I could add something like the above. Some editing seems to be required
if we want it to be part of 2/3 (that is, before ACKs are introduced).
Similar consideration holds for my comment in hv_synic_cleanup() below.

Suggestions?


>
> > + * Return 'true', if there is still any set bit after this operation; 'false', otherwise.
> > + */
> > +static bool hv_synic_event_pending(void)
> > +{
> > + struct hv_per_cpu_context *hv_cpu = this_cpu_ptr(hv_context.cpu_context);
> > + union hv_synic_event_flags *event =
> > + (union hv_synic_event_flags *)hv_cpu->synic_event_page + VMBUS_MESSAGE_SINT;
> > + unsigned long *recv_int_page = event->flags;
>
> I think a comment is warranted here.

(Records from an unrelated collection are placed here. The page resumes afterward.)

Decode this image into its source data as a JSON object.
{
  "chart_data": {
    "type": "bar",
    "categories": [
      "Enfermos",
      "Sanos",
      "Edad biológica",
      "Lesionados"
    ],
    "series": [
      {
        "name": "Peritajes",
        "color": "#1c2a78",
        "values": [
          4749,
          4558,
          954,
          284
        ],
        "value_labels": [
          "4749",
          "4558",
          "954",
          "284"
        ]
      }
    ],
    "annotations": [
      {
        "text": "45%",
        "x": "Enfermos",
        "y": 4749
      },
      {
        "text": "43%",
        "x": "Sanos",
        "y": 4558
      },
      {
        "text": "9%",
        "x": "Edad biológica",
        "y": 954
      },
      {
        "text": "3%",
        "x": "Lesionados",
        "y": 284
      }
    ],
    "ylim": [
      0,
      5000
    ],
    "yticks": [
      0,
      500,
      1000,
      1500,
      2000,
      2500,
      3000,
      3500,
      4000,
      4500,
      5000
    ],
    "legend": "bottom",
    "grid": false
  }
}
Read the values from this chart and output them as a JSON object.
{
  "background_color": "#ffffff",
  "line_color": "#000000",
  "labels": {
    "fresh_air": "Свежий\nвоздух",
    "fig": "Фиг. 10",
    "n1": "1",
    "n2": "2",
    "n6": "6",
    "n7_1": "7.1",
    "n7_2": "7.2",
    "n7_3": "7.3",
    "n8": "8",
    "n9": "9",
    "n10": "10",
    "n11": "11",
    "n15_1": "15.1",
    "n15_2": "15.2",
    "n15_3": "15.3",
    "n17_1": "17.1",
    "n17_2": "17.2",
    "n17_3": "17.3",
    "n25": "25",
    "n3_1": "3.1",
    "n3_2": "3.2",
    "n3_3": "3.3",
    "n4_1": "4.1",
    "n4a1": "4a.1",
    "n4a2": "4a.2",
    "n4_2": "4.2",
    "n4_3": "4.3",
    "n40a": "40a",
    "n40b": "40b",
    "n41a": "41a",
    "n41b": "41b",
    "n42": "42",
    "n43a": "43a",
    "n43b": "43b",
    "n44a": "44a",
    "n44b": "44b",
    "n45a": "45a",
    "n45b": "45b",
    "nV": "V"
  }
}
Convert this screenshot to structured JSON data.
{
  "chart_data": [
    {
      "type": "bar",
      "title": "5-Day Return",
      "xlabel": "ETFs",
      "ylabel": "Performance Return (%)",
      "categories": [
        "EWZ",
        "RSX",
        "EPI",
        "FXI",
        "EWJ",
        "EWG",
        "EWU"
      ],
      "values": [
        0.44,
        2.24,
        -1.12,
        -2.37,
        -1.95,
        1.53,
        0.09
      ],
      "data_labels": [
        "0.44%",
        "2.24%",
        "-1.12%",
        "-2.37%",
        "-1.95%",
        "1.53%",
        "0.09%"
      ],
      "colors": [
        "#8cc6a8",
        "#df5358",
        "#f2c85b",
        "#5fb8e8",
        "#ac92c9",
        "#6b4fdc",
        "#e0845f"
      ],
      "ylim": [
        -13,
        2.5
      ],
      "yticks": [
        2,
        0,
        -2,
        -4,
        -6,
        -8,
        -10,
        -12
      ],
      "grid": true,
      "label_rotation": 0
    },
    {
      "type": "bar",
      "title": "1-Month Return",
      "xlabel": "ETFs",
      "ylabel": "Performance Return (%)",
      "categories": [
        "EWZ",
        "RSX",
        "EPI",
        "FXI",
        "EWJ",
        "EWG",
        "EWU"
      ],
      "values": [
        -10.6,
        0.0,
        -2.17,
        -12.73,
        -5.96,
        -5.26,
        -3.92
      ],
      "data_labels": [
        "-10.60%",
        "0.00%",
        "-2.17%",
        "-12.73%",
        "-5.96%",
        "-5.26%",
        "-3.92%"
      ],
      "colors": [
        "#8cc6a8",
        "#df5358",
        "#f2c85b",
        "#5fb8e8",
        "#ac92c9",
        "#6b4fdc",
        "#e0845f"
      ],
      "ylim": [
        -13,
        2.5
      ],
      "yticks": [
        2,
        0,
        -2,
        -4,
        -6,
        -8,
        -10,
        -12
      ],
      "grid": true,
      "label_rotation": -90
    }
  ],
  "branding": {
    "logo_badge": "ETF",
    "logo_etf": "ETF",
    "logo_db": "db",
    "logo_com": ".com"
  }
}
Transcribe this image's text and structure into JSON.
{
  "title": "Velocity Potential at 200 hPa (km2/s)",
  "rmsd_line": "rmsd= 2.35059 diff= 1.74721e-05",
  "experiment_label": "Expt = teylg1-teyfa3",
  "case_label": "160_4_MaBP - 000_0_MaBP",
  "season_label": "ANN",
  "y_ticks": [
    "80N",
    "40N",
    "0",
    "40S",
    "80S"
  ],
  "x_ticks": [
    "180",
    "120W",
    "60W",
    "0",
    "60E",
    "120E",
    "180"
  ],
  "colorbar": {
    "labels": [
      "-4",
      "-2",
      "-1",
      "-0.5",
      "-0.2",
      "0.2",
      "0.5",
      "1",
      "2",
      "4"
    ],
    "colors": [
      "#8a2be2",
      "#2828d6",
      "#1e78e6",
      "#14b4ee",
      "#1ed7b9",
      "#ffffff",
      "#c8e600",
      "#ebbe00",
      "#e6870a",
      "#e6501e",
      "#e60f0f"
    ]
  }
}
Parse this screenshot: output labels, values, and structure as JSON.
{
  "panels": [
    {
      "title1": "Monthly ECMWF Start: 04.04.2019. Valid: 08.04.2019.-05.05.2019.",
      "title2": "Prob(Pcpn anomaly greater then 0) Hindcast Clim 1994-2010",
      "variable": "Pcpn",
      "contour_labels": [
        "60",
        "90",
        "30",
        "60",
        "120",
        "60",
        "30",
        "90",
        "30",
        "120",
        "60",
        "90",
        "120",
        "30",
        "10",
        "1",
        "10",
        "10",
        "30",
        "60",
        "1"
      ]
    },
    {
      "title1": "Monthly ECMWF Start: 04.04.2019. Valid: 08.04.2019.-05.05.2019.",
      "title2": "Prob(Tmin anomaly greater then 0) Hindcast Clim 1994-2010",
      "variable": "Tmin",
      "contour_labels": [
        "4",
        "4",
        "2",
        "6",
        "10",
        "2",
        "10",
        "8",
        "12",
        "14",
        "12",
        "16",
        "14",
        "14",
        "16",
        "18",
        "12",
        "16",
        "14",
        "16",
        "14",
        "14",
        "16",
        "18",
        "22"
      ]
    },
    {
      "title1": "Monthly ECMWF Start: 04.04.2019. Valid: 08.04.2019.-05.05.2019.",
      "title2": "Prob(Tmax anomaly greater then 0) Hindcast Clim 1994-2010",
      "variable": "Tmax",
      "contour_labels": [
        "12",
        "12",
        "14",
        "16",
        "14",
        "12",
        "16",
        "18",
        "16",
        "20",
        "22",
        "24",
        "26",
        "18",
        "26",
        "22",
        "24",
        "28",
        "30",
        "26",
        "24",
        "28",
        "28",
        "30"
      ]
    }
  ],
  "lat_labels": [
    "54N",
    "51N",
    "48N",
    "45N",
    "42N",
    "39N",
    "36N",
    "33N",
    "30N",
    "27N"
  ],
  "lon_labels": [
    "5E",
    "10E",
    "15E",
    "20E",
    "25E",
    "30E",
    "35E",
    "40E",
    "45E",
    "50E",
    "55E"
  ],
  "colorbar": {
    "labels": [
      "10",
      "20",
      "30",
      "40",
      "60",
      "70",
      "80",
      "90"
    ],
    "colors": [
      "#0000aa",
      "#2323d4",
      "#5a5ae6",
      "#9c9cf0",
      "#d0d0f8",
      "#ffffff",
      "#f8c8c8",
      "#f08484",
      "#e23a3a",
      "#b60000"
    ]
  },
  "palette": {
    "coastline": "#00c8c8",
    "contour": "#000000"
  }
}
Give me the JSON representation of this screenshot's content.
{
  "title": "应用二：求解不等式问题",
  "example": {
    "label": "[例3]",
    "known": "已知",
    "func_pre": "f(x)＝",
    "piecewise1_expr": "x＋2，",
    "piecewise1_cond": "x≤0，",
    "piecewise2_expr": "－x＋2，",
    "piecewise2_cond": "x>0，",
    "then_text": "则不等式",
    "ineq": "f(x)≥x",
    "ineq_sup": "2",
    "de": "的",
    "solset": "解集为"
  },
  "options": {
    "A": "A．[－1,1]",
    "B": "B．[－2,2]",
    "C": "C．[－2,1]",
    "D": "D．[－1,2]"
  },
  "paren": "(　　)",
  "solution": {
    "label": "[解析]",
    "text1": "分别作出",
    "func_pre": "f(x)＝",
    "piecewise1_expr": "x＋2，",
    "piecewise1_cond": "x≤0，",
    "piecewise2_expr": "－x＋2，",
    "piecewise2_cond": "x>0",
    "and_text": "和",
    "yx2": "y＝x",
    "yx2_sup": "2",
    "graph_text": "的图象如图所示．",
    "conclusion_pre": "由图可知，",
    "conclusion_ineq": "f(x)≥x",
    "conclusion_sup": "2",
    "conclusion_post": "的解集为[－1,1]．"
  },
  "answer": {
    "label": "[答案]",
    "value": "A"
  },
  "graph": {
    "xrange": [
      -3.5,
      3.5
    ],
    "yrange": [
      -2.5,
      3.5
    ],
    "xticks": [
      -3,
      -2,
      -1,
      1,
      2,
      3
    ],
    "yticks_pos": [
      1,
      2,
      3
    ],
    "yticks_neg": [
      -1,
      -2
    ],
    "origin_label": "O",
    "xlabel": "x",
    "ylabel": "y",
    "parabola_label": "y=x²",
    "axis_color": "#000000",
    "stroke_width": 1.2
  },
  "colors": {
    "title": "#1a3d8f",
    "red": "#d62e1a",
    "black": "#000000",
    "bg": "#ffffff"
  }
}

The similar vmbus_chan_sched() code has two ways
> to get the recv_int_page, depending on the negotiated VMbus protocol version. This code
> assumes the "new" way to get the recv_int_page, which makes sense given that it is invoked
> only for newer VMbus protocol versions. But a note about that assumption would be a good
> warning for future readers/coders.

I've added a comment to this effect.


>
> > + bool pending;
> > + u32 relid;
> > + int tries = 0;
> > +
> > +retry:
> > + pending = false;
> > + for_each_set_bit(relid, recv_int_page, HV_EVENT_FLAGS_COUNT) {
> > + /* Special case - VMBus channel protocol messages */
> > + if (relid == 0)
> > + continue;
> > + if (sync_test_bit(relid, recv_int_page)) {
> > + pending = true;
> > + break;
>
> I'm not clear on why the above test is needed. If the bit was found to be set
> by for_each_set_bit(), that seems good enough to set pending=true.

Agreed. I've removed the test.

Thanks,
Andrea